Just me fighting the forces of nature.

And gradually becoming one with the flow, one with nature. The two-hundred butterfly, a warm-up. Next, flipping my body over for the backstroke, arching back and over then under the surface, using a butterfly kick until I’m staring straight up into the blue sky, then switching to a motorboat flutter. The alternating windmill arm sweeps and the leaning into each stroke rock me like a baby. I could breathe constantly, but I keep the rhythm. Starting a breaststroke I experiment with the old-fashioned frog kick, but switching into the power of the whip kick which propels me half out of the water with each whip.

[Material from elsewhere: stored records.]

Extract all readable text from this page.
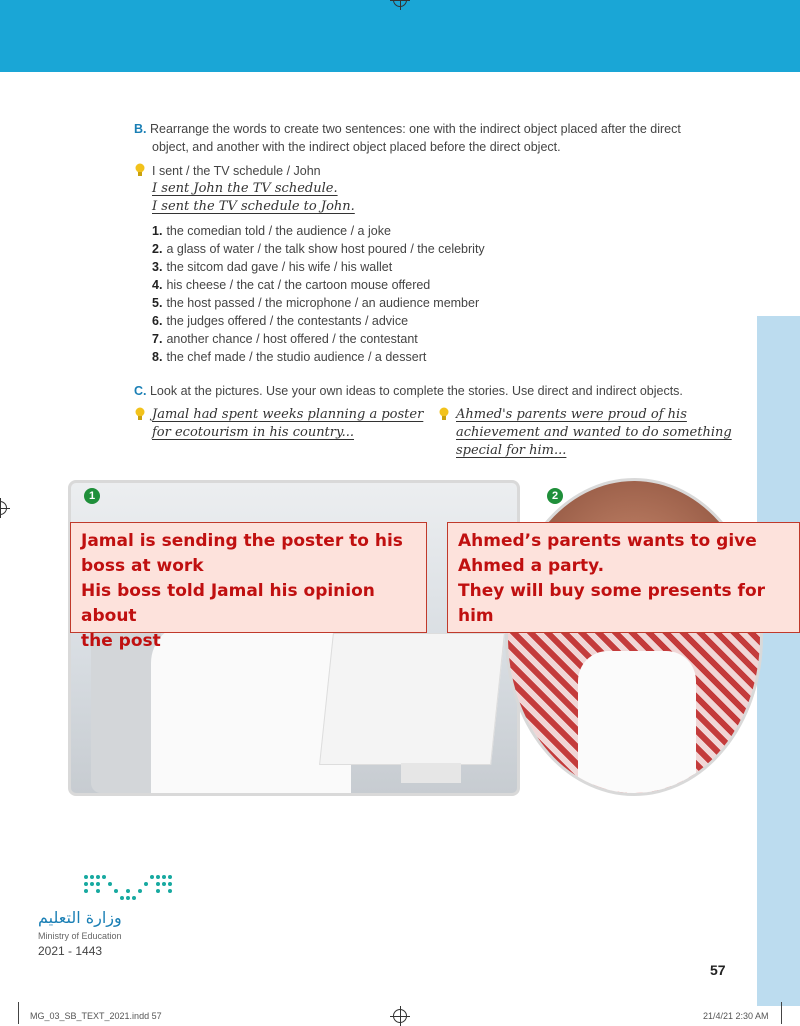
B. Rearrange the words to create two sentences: one with the indirect object placed after the direct
object, and another with the indirect object placed before the direct object.
I sent / the TV schedule / John
I sent John the TV schedule.
I sent the TV schedule to John.
1. the comedian told / the audience / a joke
2. a glass of water / the talk show host poured / the celebrity
3. the sitcom dad gave / his wife / his wallet
4. his cheese / the cat / the cartoon mouse offered
5. the host passed / the microphone / an audience member
6. the judges offered / the contestants / advice
7. another chance / host offered / the contestant
8. the chef made / the studio audience / a dessert
C. Look at the pictures. Use your own ideas to complete the stories. Use direct and indirect objects.
Jamal had spent weeks planning a poster
for ecotourism in his country...
Ahmed's parents were proud of his
achievement and wanted to do something
special for him...
1	2
Jamal is sending the poster to his
boss at work
His boss told Jamal his opinion about
the post
Ahmed’s parents wants to give
Ahmed a party.
They will buy some presents for him
وزارة التعليم
Ministry of Education
2021 - 1443
57
MG_03_SB_TEXT_2021.indd 57	21/4/21 2:30 AM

Finally, I settle into the old reliable freestyle, the flutter kick constant, quick breaths on alternating sides with every third stroke. Whapping my legs to create a splash at each flipturn.

Fifty laps of a twenty-yard pool is more than half a mile.

I always lose count.

Lost in my own world, fused with all.

I love to swim. I swim fast. I’m physically unable to float, I’ve got to keep moving or I sink to the bottom. A small peril of being slim with little body fat.

Swimming is, I don’t really know, I guess it’s just knowing I’m good at something, and then being able to prove I can do it well.

There’s something about pushing yourself and trying to get past your physical limitations, then actually getting past that point, past being tired, I feel like I can do anything. Time has no meaning, that’s when I start cutting time off and I get the feeling that nothing can hold you back, no rules, no people, no promises to make or break, nothing except my body in the water, everything in that I have complete control over it all.

 

Until I get out of the pool. The dry Arizona air slaps me back into reality, the world rushes back in, and my peace is gone.